Svecom PE, located in Montecchio Maggiore, has specialized for over 30 years as a supplier of devices used for mechanical and pneumatic expansion of shafts, chucks, bearing housings, and systems for extraction, injection, manipulation and conveyance of shafts and reels. The company, which has a worldwide network of agents, claims its products are used with every kind of material that can be wound or unwound on reels. Latest offering is a new type of friction shaft coated with different materials according to customer requests.

“Approximately 70-75 per cent of the business is with original equipment manufacturers,” explains Flavio Marin. “In Italy, we have more than 90 per cent of the market, and we supply all the main machine builders in Europe and the USA.”

He also revealed a new venture in which Svecom has co-operated with Italian engineering company Hokum to build an extrusion machine to produce three-layer, high oxygen barrier shrink film and bags for food packaging applications. The first production model is due to be ready shortly. It will be capable of extruding the bi-oriented EVA/PVdC/EVA film at 100kg/hour and in thicknesses ranging from 40-80 micron.


Schiavi has restructured its internal organization and worldwide presence in line with that of the parent Bobst Group. Its flexible packaging business now comprises three product lines: Gravure, Flexo and Converting (which includes coaters and laminators). Machines from each line are on permanent display (and available for trials) in the company’s Training and Testing Centre, in Piacenza. In the UK and Ireland, Schiavi is now represented by Bobst’s Redditch based operation.
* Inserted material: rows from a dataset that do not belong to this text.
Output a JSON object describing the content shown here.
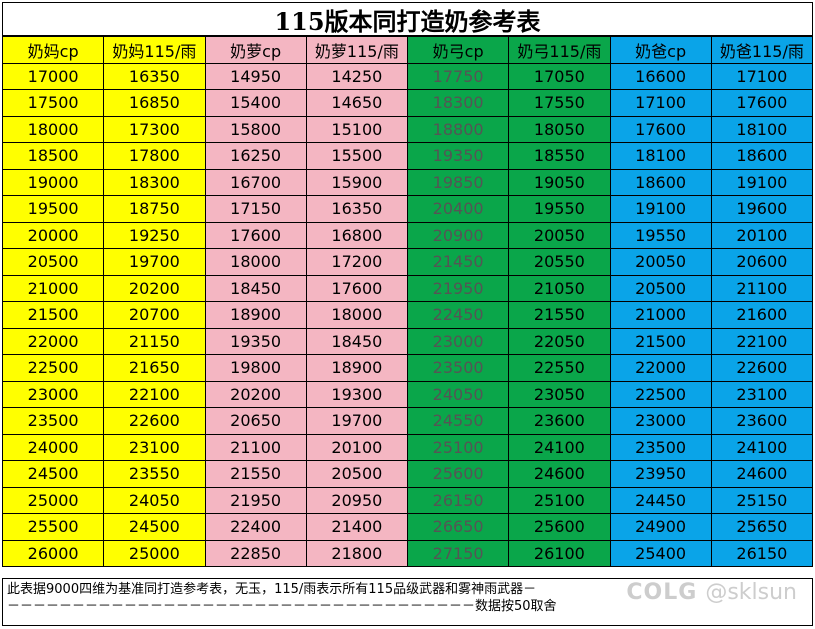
{
  "title": "115版本同打造奶参考表",
  "columns": [
    {
      "label": "奶妈cp",
      "color": "#ffff00"
    },
    {
      "label": "奶妈115/雨",
      "color": "#ffff00"
    },
    {
      "label": "奶萝cp",
      "color": "#f4b6c2"
    },
    {
      "label": "奶萝115/雨",
      "color": "#f4b6c2"
    },
    {
      "label": "奶弓cp",
      "color": "#0aa64a"
    },
    {
      "label": "奶弓115/雨",
      "color": "#0aa64a"
    },
    {
      "label": "奶爸cp",
      "color": "#0aa4e8"
    },
    {
      "label": "奶爸115/雨",
      "color": "#0aa4e8"
    }
  ],
  "rows": [
    [
      "17000",
      "16350",
      "14950",
      "14250",
      "17750",
      "17050",
      "16600",
      "17100"
    ],
    [
      "17500",
      "16850",
      "15400",
      "14650",
      "18300",
      "17550",
      "17100",
      "17600"
    ],
    [
      "18000",
      "17300",
      "15800",
      "15100",
      "18800",
      "18050",
      "17600",
      "18100"
    ],
    [
      "18500",
      "17800",
      "16250",
      "15500",
      "19350",
      "18550",
      "18100",
      "18600"
    ],
    [
      "19000",
      "18300",
      "16700",
      "15900",
      "19850",
      "19050",
      "18600",
      "19100"
    ],
    [
      "19500",
      "18750",
      "17150",
      "16350",
      "20400",
      "19550",
      "19100",
      "19600"
    ],
    [
      "20000",
      "19250",
      "17600",
      "16800",
      "20900",
      "20050",
      "19550",
      "20100"
    ],
    [
      "20500",
      "19700",
      "18000",
      "17200",
      "21450",
      "20550",
      "20050",
      "20600"
    ],
    [
      "21000",
      "20200",
      "18450",
      "17600",
      "21950",
      "21050",
      "20500",
      "21100"
    ],
    [
      "21500",
      "20700",
      "18900",
      "18000",
      "22450",
      "21550",
      "21000",
      "21600"
    ],
    [
      "22000",
      "21150",
      "19350",
      "18450",
      "23000",
      "22050",
      "21500",
      "22100"
    ],
    [
      "22500",
      "21650",
      "19800",
      "18900",
      "23500",
      "22550",
      "22000",
      "22600"
    ],
    [
      "23000",
      "22100",
      "20200",
      "19300",
      "24050",
      "23050",
      "22500",
      "23100"
    ],
    [
      "23500",
      "22600",
      "20650",
      "19700",
      "24550",
      "23600",
      "23000",
      "23600"
    ],
    [
      "24000",
      "23100",
      "21100",
      "20100",
      "25100",
      "24100",
      "23500",
      "24100"
    ],
    [
      "24500",
      "23550",
      "21550",
      "20500",
      "25600",
      "24600",
      "23950",
      "24600"
    ],
    [
      "25000",
      "24050",
      "21950",
      "20950",
      "26150",
      "25100",
      "24450",
      "25150"
    ],
    [
      "25500",
      "24500",
      "22400",
      "21400",
      "26650",
      "25600",
      "24900",
      "25650"
    ],
    [
      "26000",
      "25000",
      "22850",
      "21800",
      "27150",
      "26100",
      "25400",
      "26150"
    ]
  ],
  "note": {
    "line1": "此表据9000四维为基准同打造参考表，无玉，115/雨表示所有115品级武器和雾神雨武器－",
    "line2": "－－－－－－－－－－－－－－－－－－－－－－－－－－－－－－－－－－－－数据按50取舍"
  },
  "watermark": {
    "logo": "COLG",
    "handle": "@sklsun"
  }
}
Gravure press and coating machinery specialist Grafomac reported “positive” results from its participation in IPEX 2002. “The quality of visitors was really good,” says Laura Rolla. “We had many requests in the field of quality packaging print and special machinery, especially for short run work.”

Cargraf Carraro

At IPEX, Cargraf Carraro and its representative Carint introduced the SLP flexo press. Both sleeves and conventional plate cylinders can be employed on this new machine, which features computer control and full use of stepper motors. It comes in eight and 10 colour versions, with print widths of 1,000-1,200mm and a top speed of 300m/min.